The rooms were infested with bed bugs, but they were rooms.
The rooms were nowhere anyone reading this blog would ever spend even one night. They had no elevators, with zero access for anyone with physical disabilities,
But they were rooms.
And this, according to our escorts, “was one of the nicer SRO’s.”
Our group finally made it to our final SRO, a recently renovated one that, based on what we had seen, made these rooms feel like the Four Seasons.
It is for women only, with 12 rooms dedicated to women with visitation rights to their children.
After visiting their harm reduction room,
and food bank kitchen, we toured the kitchen, laundry area, and the beautiful rooms with luxuries these women have possibly never imagined… an elevator, a fully functional kitchen, a coffee maker, and very importantly, an object that you and I quite possibly take very much for granted: a mirror in the bathroom.
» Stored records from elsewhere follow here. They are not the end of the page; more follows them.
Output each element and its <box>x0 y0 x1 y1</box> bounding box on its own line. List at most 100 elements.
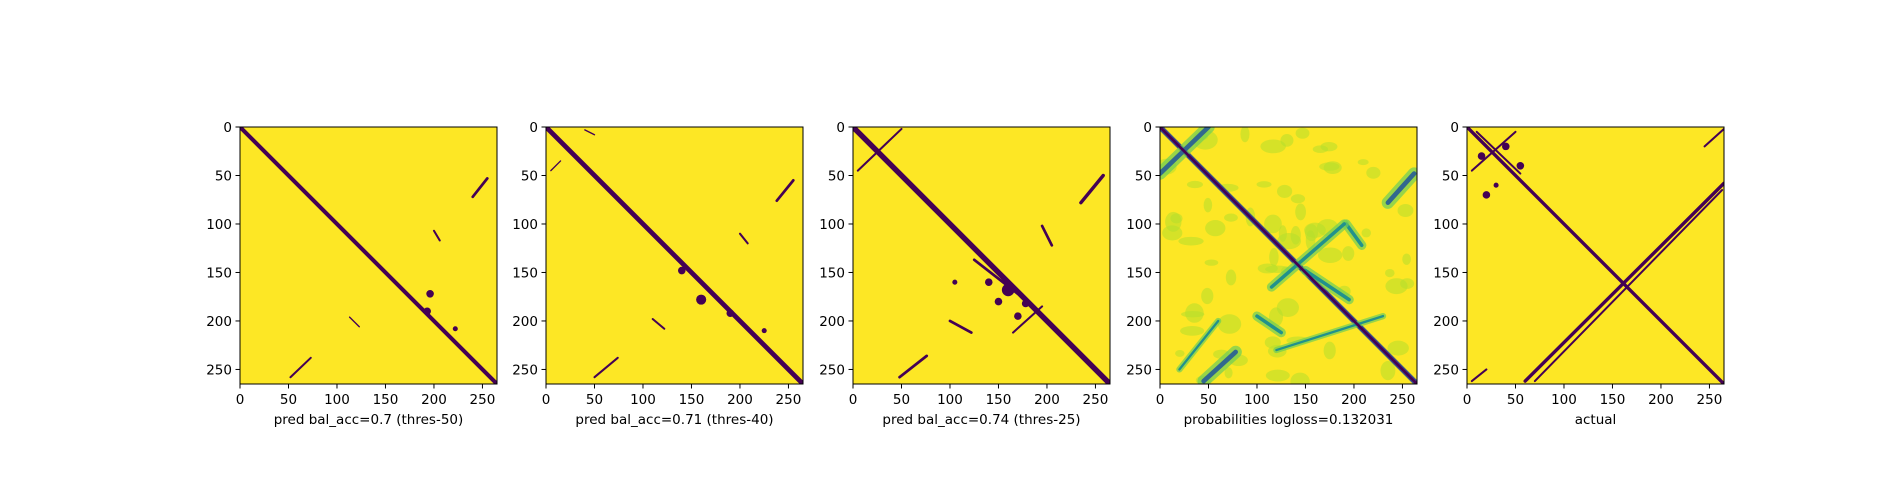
contact-segment <box>1040 224 1054 247</box>
x-tick-label: 250 <box>1083 392 1109 408</box>
x-tick-label: 100 <box>1244 392 1270 408</box>
probability-texture <box>1319 162 1340 171</box>
probability-texture <box>1295 203 1306 221</box>
contact-blob <box>1493 182 1499 188</box>
x-tick-label: 100 <box>1551 392 1577 408</box>
contact-blob <box>994 297 1003 306</box>
x-tick-label: 150 <box>1293 392 1319 408</box>
contact-segment <box>593 356 619 379</box>
contact-blob <box>1477 152 1486 160</box>
x-tick-label: 100 <box>937 392 963 408</box>
x-tick-label: 100 <box>630 392 656 408</box>
y-tick-label: 150 <box>1433 265 1459 281</box>
x-tick-label: 250 <box>776 392 802 408</box>
y-tick-label: 50 <box>1135 168 1152 184</box>
probability-texture <box>1361 228 1372 238</box>
probability-band <box>1344 222 1364 248</box>
contact-segment <box>1703 127 1724 148</box>
heatmap-marks <box>240 127 497 384</box>
x-tick-label: 150 <box>679 392 705 408</box>
y-tick-label: 150 <box>819 265 845 281</box>
y-tick-label: 100 <box>1433 217 1459 233</box>
y-tick-label: 150 <box>1126 265 1152 281</box>
axes-frame <box>1159 126 1418 385</box>
probability-texture <box>1312 145 1328 153</box>
probability-texture <box>1260 139 1286 154</box>
axes-frame <box>239 126 498 385</box>
probability-texture <box>1186 180 1204 189</box>
x-axis-label: pred bal_acc=0.71 (thres-40) <box>575 412 773 428</box>
contact-segment <box>856 127 903 172</box>
axes-frame <box>852 126 1111 385</box>
x-tick-label: 200 <box>421 392 447 408</box>
y-tick-label: 250 <box>819 362 845 378</box>
y-tick-label: 200 <box>819 314 845 330</box>
heatmap-marks <box>1160 127 1417 384</box>
axes-frame <box>545 126 804 385</box>
x-axis-label: probabilities logloss=0.132031 <box>1184 412 1394 428</box>
main-diagonal <box>240 127 497 384</box>
main-diagonal <box>1467 127 1724 384</box>
x-tick-label: 0 <box>849 392 858 408</box>
probability-band <box>1178 319 1220 371</box>
contact-blob <box>726 309 735 317</box>
contact-segment <box>651 318 666 330</box>
contact-segment <box>584 129 596 136</box>
x-tick-label: 50 <box>586 392 603 408</box>
probability-band <box>1275 314 1385 352</box>
x-tick-label: 200 <box>1341 392 1367 408</box>
contact-blob <box>761 328 767 334</box>
y-tick-label: 0 <box>529 120 538 136</box>
contact-segment <box>1475 130 1522 175</box>
probability-texture <box>1290 372 1310 384</box>
probability-texture <box>1203 197 1213 213</box>
x-axis-label: pred bal_acc=0.74 (thres-25) <box>882 412 1080 428</box>
contact-segment <box>948 319 973 334</box>
probability-texture <box>1385 268 1395 278</box>
probability-texture <box>1342 246 1355 261</box>
x-tick-label: 0 <box>542 392 551 408</box>
x-tick-label: 150 <box>1600 392 1626 408</box>
contact-segment <box>738 232 749 245</box>
y-tick-label: 0 <box>836 120 845 136</box>
contact-blob <box>426 290 434 298</box>
probability-band <box>1201 349 1238 384</box>
probability-texture <box>1269 247 1279 267</box>
y-tick-label: 100 <box>819 217 845 233</box>
x-tick-label: 250 <box>470 392 496 408</box>
y-tick-label: 200 <box>1126 314 1152 330</box>
probability-texture <box>1185 303 1204 323</box>
y-tick-label: 250 <box>1126 362 1152 378</box>
x-tick-label: 50 <box>1507 392 1524 408</box>
probability-texture <box>1357 159 1369 166</box>
y-tick-label: 200 <box>1433 314 1459 330</box>
contact-segment <box>289 356 312 379</box>
contact-segment <box>550 160 562 172</box>
x-tick-label: 150 <box>373 392 399 408</box>
probability-texture <box>1264 214 1282 234</box>
y-tick-label: 0 <box>1450 120 1459 136</box>
y-tick-label: 100 <box>206 217 232 233</box>
probability-texture <box>1180 326 1205 336</box>
x-tick-label: 200 <box>1034 392 1060 408</box>
x-axis-label: pred bal_acc=0.7 (thres-50) <box>274 412 464 428</box>
x-tick-label: 250 <box>1390 392 1416 408</box>
probability-band <box>1255 314 1283 335</box>
contact-segment <box>775 178 795 203</box>
y-tick-label: 50 <box>1442 168 1459 184</box>
y-tick-label: 150 <box>512 265 538 281</box>
probability-texture <box>1295 127 1310 139</box>
probability-texture <box>1323 341 1336 360</box>
probability-texture <box>1400 278 1415 289</box>
x-tick-label: 0 <box>1463 392 1472 408</box>
x-tick-label: 200 <box>727 392 753 408</box>
contact-segment <box>1012 305 1044 334</box>
probability-texture <box>1178 236 1204 246</box>
main-diagonal <box>853 127 1110 384</box>
probability-texture <box>1276 298 1299 318</box>
contact-blob <box>1516 162 1525 170</box>
contact-segment <box>1079 173 1105 205</box>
They grew their own food in their community garden, and even choose what to grow:
They have cooking classes, and they self-injected with zero judgement, with treatment options available when and if they ever decided it was “time,” with a 16 step, non-religious based program (12 step offered as well) ready for them.
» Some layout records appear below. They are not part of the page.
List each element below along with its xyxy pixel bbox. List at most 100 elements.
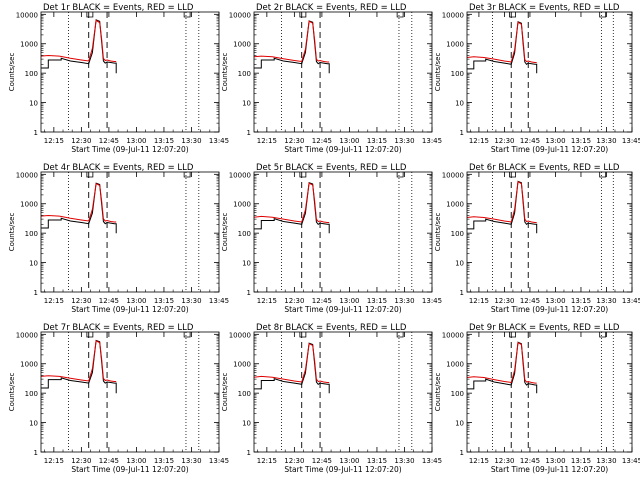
x-axis-label: Start Time (09-Jul-11 12:07:20) [491,145,608,154]
chart-panel-3: Det 3r BLACK = Events, RED = LLD 1 10 100 10… [434,3,640,154]
y-tick-label: 1000 [20,201,38,209]
y-tick-label: 100 [238,390,251,398]
interval-flag [509,12,516,18]
x-axis-label: Start Time (09-Jul-11 12:07:20) [71,305,188,314]
y-tick-label: 1 [247,449,251,457]
x-tick-label: 12:30 [71,457,91,465]
y-tick-label: 100 [238,70,251,78]
x-tick-label: 13:30 [181,297,201,305]
interval-flag [599,172,607,178]
plot-frame [466,331,633,453]
x-tick-label: 12:15 [469,137,489,145]
plot-frame [253,11,433,133]
x-tick-label: 13:30 [181,457,201,465]
x-tick-label: 13:45 [209,297,229,305]
y-tick-label: 1000 [446,201,464,209]
y-tick-label: 1 [247,289,251,297]
x-tick-label: 13:15 [154,297,174,305]
x-tick-label: 13:30 [394,137,414,145]
y-tick-label: 10 [29,420,38,428]
x-axis-label: Start Time (09-Jul-11 12:07:20) [491,305,608,314]
lld-series-line [466,180,537,223]
events-series-line [254,182,330,234]
events-series-line [467,20,538,74]
lld-series-line [40,182,117,223]
x-tick-label: 13:45 [422,137,442,145]
chart-title: Det 6r BLACK = Events, RED = LLD [469,163,620,173]
chart-panel-2: Det 2r BLACK = Events, RED = LLD 1 10 100 10… [221,3,442,154]
chart-title: Det 5r BLACK = Events, RED = LLD [256,163,407,173]
y-axis-label: Counts/sec [434,373,442,412]
lld-series-line [40,19,117,62]
x-tick-label: 12:30 [494,137,514,145]
chart-title: Det 7r BLACK = Events, RED = LLD [43,323,194,333]
lld-series-line [466,341,537,384]
x-tick-label: 13:45 [422,297,442,305]
x-axis-label: Start Time (09-Jul-11 12:07:20) [284,465,401,474]
x-tick-label: 12:45 [99,457,119,465]
plot-frame [253,331,433,453]
y-tick-label: 10000 [229,11,251,19]
y-axis-label: Counts/sec [8,373,16,412]
x-tick-label: 12:45 [520,137,540,145]
y-axis-label: Counts/sec [221,53,229,92]
x-tick-label: 13:30 [394,457,414,465]
y-tick-label: 1000 [446,41,464,49]
x-tick-label: 13:15 [367,457,387,465]
lld-series-line [253,342,330,383]
interval-flag [599,12,607,18]
x-tick-label: 12:15 [469,297,489,305]
x-tick-label: 13:00 [545,137,565,145]
y-axis-label: Counts/sec [434,213,442,252]
x-tick-label: 13:30 [394,297,414,305]
y-axis-label: Counts/sec [434,53,442,92]
x-tick-label: 12:30 [71,137,91,145]
y-tick-label: 100 [451,230,464,238]
chart-title: Det 9r BLACK = Events, RED = LLD [469,323,620,333]
x-tick-label: 12:30 [71,297,91,305]
x-tick-label: 12:45 [99,297,119,305]
y-tick-label: 1000 [233,41,251,49]
x-axis-label: Start Time (09-Jul-11 12:07:20) [491,465,608,474]
interval-flag [396,172,404,178]
x-tick-label: 12:45 [520,457,540,465]
y-tick-label: 10000 [442,171,464,179]
x-tick-label: 13:15 [571,457,591,465]
plot-frame [253,171,433,293]
y-tick-label: 10 [455,100,464,108]
x-tick-label: 13:00 [339,137,359,145]
x-tick-label: 13:15 [367,297,387,305]
y-tick-label: 100 [25,70,38,78]
events-series-line [467,341,538,394]
y-tick-label: 1 [460,449,464,457]
interval-flag [396,12,404,18]
chart-title: Det 3r BLACK = Events, RED = LLD [469,3,620,13]
lld-series-line [253,182,330,223]
x-tick-label: 13:00 [339,297,359,305]
x-tick-label: 12:45 [312,297,332,305]
x-tick-label: 13:45 [622,457,640,465]
x-axis-label: Start Time (09-Jul-11 12:07:20) [71,465,188,474]
x-tick-label: 12:45 [99,137,119,145]
chart-panel-9: Det 9r BLACK = Events, RED = LLD 1 10 100 10… [434,323,640,474]
x-axis-label: Start Time (09-Jul-11 12:07:20) [284,145,401,154]
chart-title: Det 1r BLACK = Events, RED = LLD [43,3,194,13]
y-tick-label: 100 [238,230,251,238]
x-tick-label: 12:15 [44,297,64,305]
x-tick-label: 13:00 [545,457,565,465]
y-tick-label: 10000 [229,331,251,339]
y-axis-label: Counts/sec [8,53,16,92]
y-tick-label: 10 [242,420,251,428]
x-tick-label: 13:15 [571,137,591,145]
y-tick-label: 1000 [233,361,251,369]
x-tick-label: 12:30 [494,297,514,305]
chart-panel-6: Det 6r BLACK = Events, RED = LLD 1 10 100 10… [434,163,640,314]
x-tick-label: 12:30 [284,137,304,145]
interval-flag [183,332,191,338]
x-tick-label: 12:30 [494,457,514,465]
y-axis-label: Counts/sec [8,213,16,252]
x-tick-label: 13:15 [154,457,174,465]
interval-flag [86,172,94,178]
x-tick-label: 13:45 [209,137,229,145]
As the elevator doors opened for us to head down to the lobby of the building, a woman stood alone in the elevator.
She was hauntingly thin, had scabs along both arms and all over her cheeks (the bleeding ones covered with bandaids), track marks on her veins, sunken eyes, and thinning straight strawberry blonde hair.
“May we ride down the elevator with you?” asked the operations director of the hotel giving us the tour.
“uhhh, yea.” She said, hesitantly.
So 8 of us, in our NIKE gear, Christian Louboutain boots, Louis Vuitton bags, and Burberry jackets piled into this elevator with this woman, and rode down with a meth addict.
Yet I left full of hope.
Because I knew this woman would be safe, for the moment, from contracting or spreading needle infected diseases, would have food to keep her from going hungry, had a mattress that had been treated in bed bug ovens, and lived in a place where her dignity came first.
So maybe her next choice will be to try to clean herself up. Or maybe not. But the point is, she’s got a choice.
I don’t know what my “actions” will be after visiting the DTES.
But perhaps, just by writing this story, I already have taken the first one.
The learning for me was this… we need to UNDERSTAND those things that we question. Or even those things we never knew existed.
We are all we have, people. Let’s be careful of what we judge when we are not educated about the topic before we do so.
And in the words of Dietrich Bonhoeffer,
“We must comfort the troubled, and trouble the comfortable.”